Growth hormone and IGF-I are important for periosteal expansion [31]. Decreased IGF-I and IGF-binding protein 3 (IGFBP-3) concentrations are found in children with obstructive sleep apnea, and these concentrations increase following corrective surgery (adenotonsillectomy) [32]. The periosteal circumference and cortical area are smaller among sleep-deprived men compared to those who were sleep adequate, leading to a lower polar SSI, an indicator of torsional bending strength. The bone effects we observed in the men are consistent with decreased GH secretion and lower IGF-I concentrations with sleep deprivation. The lack of a finding on bone size among women may be due to the lower absolute periosteal bone formation that occurs in women compared to men at this age [33].

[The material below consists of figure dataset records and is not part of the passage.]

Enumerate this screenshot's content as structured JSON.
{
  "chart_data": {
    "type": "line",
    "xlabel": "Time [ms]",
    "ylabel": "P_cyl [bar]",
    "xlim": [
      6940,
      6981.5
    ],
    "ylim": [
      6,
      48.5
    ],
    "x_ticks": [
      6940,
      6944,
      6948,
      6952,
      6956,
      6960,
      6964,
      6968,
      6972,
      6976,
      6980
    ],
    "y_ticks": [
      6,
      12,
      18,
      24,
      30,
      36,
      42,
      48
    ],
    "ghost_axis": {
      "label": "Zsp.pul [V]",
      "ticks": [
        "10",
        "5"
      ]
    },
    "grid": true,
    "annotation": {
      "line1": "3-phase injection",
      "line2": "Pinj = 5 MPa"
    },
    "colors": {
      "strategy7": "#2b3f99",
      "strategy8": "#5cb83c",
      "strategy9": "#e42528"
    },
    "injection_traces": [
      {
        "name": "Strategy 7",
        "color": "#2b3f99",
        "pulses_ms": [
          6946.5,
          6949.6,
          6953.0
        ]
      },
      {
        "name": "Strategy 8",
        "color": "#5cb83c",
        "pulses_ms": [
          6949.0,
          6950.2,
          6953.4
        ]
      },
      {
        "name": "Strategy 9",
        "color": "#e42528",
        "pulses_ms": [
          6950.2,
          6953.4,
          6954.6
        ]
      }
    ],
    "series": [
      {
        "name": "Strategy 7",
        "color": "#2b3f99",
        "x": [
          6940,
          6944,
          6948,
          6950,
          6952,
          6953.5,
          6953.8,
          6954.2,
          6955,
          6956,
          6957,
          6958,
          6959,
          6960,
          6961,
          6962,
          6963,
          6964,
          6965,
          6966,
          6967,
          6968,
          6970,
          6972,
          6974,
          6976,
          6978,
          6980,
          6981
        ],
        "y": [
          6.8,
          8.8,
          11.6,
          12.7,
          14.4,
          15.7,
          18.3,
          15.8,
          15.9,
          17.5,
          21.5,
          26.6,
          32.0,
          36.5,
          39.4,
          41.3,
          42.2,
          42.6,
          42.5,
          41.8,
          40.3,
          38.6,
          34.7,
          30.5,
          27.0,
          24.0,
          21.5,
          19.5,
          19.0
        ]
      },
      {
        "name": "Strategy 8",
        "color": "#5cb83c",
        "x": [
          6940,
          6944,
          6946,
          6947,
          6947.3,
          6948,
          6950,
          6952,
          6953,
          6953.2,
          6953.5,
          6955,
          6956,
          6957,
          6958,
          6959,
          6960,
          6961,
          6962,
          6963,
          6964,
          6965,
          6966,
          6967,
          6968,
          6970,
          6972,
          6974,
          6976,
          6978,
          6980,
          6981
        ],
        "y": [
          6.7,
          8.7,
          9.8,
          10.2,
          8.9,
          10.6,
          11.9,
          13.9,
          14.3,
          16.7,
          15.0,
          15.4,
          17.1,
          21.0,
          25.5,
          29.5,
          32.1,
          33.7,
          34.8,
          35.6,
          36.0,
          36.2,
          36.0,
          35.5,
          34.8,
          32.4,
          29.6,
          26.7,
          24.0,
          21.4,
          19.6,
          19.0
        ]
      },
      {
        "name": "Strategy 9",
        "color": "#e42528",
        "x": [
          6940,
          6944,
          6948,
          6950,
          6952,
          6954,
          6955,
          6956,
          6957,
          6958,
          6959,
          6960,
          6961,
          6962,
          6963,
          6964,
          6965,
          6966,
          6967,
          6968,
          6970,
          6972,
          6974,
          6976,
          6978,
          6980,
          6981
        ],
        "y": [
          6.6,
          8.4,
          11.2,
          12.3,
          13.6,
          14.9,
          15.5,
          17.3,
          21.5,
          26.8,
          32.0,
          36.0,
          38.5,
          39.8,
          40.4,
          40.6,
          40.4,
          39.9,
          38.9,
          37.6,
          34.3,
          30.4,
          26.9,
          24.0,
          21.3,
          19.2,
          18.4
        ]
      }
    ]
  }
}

There are several limitations to our study. First, this is a cross-sectional study, with recall of activity and sleep patterns being obtained for the previous week only. Whether the sleep patterns of the previous week are typical throughout the year is not known. Second, because of the cross-sectional nature of the data it is not possible to conclude whether sleep deprivation per se caused the decreased BMD or whether some other confounding factor is responsible. It will be important to determine whether chronic sleep deprivation is shown to influence bone changes prospectively. In addition, it will be important to obtain hormonal measurements prospectively to help understand the possible mechanism(s) by which sleep deprivation may adversely affect bone. Third, we do not have information on the reason for the sleep deprivation. The underlying mechanism may differ if the sleep deficits are a result of insomnia vs. a lack of time to sleep due to increased work demands. We did not obtain specific information on whether or not individuals classified as sleep deprived actually had daytime fatigue or sleepiness, and we assumed that less than 6.5 h of sleep per night was insufficient, but there are individuals for whom this may be adequate.

The prevalence of sleep deprivation in this country parallels an increase in the incidence of osteoporosis and hip fractures [34]. Our findings of an association between sleep deprivation and reduced cortical vBMD in women and decreased torsional bending strength (pSSI) in men may explain, in part, some of these temporal trends. Additional studies in other populations are necessary to confirm these findings. Further confirmation may lead to simple public health recommendations for adequate sleep that may impact measures of bone health.